CHAPTER 19: DUMBLEDORE'S LETTER

The next day, Harry, Ron and Hermione had Defence Against the Dark Arts with our dear Professor Stock, who again, released his love for school on the kids in a frightening way: poetry. It seems Carol Ann Duffy's attempts at the literature are full of ways to hurt people and wanting to bite certain places on their body. But this has apparently been conveyed through a medium of dark magic, which Professor Stock had made terribly clear by demanding that everyone in the room knew and believed fully that Carol Ann Duffy was a Death Eater and was Voldemort's frequent taxi driver. Hermione of course, raised her hand.

'Hermione?'

'Are you one hundred percent sure about this? Because if Carol Ann Duffy really was a Death Eater, or indeed actually a witch, wouldn't she use magic to hurt people?'

'Not necessarily,' said Professor Stock. 'Human emotion is much stronger than the wand. It can hurt people and make them suffer in a much stronger way.'

'Well, that's not what I think. I think that Duffy isn't magical at all.'

'Well, Hermione,' said Stock, lowering himself to her level. He had become increasingly less fond of her as he slowly realised what a stuck up bitch she was. 'No one really cares what you think.'

Hermione gasped unnecessarily hard, packed her things away and stormed out of the classroom.

'Thank god for that!' said Ron. 'I thought she'd never leave!'

'I know!' said Harry.

'Yeah…' said Stock, who then returned to his desk.

The whole class were manually annotating poems like Stock had asked, in complete silence. Harry put his hand in his pocket. He then saw Louise appeared at the front of the class and waddle around for a bit as if to figure out where she was.

'Shit,' said Harry.

Louise turned and saw the masses of students writing in silence.

'HELLO GAY!' she called to Draco, waving enthusiastically.

Draco beamed a Gryffindor shade of crimson and Harry buried his head in his hands. Ron tried to cover a laugh as Professor Stock turned round and saw Louise.

'Oooo! A visitor!' he said happily with a big grin on his face. Louise just looked at him. 'Would you like to sit down? We're learning about Carol Ann Duffy today!'

'NOOOOOOOOOOOOOOOOO!' screamed Louise in terror and she ran out.

Parvati Patil who was sat in front of Draco turned around.

'Draco, are you gay?'

'NO!'

'Well, that Fairy said you are.'

Lavender giggled.

'Well, I'm not! I like gu- I mean GIRLS!'

Lavender giggled even more.

'She calls me Gay, because it's short for Gayco, which is what she calls me, because she thinks that's my name, because she misheard Harry say my name was "DRACO"!'

Lavender was in fits from giggling now, and Stock seemed to be very interested in what Draco had to say.
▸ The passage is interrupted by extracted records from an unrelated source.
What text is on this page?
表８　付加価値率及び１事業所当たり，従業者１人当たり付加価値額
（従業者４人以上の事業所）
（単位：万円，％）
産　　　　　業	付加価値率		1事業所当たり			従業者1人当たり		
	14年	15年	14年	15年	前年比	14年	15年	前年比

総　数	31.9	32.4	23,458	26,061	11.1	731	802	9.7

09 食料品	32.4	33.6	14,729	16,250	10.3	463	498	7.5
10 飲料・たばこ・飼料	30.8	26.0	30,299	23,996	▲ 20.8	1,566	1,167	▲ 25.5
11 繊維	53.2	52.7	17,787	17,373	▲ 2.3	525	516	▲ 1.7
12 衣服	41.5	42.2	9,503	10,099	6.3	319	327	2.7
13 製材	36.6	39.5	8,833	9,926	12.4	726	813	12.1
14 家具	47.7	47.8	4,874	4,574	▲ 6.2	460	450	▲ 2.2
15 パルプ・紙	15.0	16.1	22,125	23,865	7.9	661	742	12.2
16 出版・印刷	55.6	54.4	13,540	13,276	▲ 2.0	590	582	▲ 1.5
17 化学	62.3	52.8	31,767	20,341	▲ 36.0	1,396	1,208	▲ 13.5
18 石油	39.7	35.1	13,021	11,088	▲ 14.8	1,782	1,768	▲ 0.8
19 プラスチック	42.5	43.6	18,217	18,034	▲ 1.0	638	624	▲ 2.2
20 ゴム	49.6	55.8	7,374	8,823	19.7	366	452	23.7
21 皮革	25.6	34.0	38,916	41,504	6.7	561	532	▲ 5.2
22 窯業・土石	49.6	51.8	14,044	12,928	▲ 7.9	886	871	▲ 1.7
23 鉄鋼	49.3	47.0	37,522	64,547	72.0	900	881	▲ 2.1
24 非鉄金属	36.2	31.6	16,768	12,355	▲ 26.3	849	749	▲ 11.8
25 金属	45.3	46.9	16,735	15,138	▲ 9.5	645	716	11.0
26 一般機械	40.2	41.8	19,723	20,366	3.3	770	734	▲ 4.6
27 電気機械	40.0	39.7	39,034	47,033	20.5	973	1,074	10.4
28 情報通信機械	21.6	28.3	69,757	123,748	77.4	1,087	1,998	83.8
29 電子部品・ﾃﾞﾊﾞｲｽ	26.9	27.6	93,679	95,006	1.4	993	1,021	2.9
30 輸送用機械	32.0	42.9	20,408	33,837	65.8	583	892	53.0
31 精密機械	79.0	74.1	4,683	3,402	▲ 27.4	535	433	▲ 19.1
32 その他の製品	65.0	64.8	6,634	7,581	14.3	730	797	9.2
'She seems a bit weird,' said Parvati.

Stock nodded.

'EXCUSE ME!' shouted Harry from the back. 'That's my Fairy Godmother you're talking about!'

At that moment, an owl came flying in, dropped a letter on Stock's desk and flew out again. Luna Lovegood appeared screaming and collapsing.

'Luna, you're a sixth year. Go to your own lesson,' said Lavender coolly.

'Yes!' said Professor Stock. 'And you don't take Defence Against the Dark Arts!'

Luna skulked out of the room looking depressed, but dreamy all the same. Stock unravelled the parchment the owl had brought and read the letter out to the class:

Dear Students, Teachers and Students at Warthogs, Hogwarts,

I feel that this year at stool has been sensitively BORED! Don't you disagree? Yes I am right, you know I am. Are you arguing with me? Good. Aaaaaaanyway, I think, to finish this problem, we should hold a cop poncert to finish off being bored and we should hold a singing thing. We shall call this the new name of 'Stars in their Eyes'. Yes, SIGN UP!

Professor A P W B Dumbledore

Doctor of Medicine and Media Studies

Everyone looked confused but amused at the same time. Professor Dumbledore was holding a singing concert! Ok… this'll be… fun!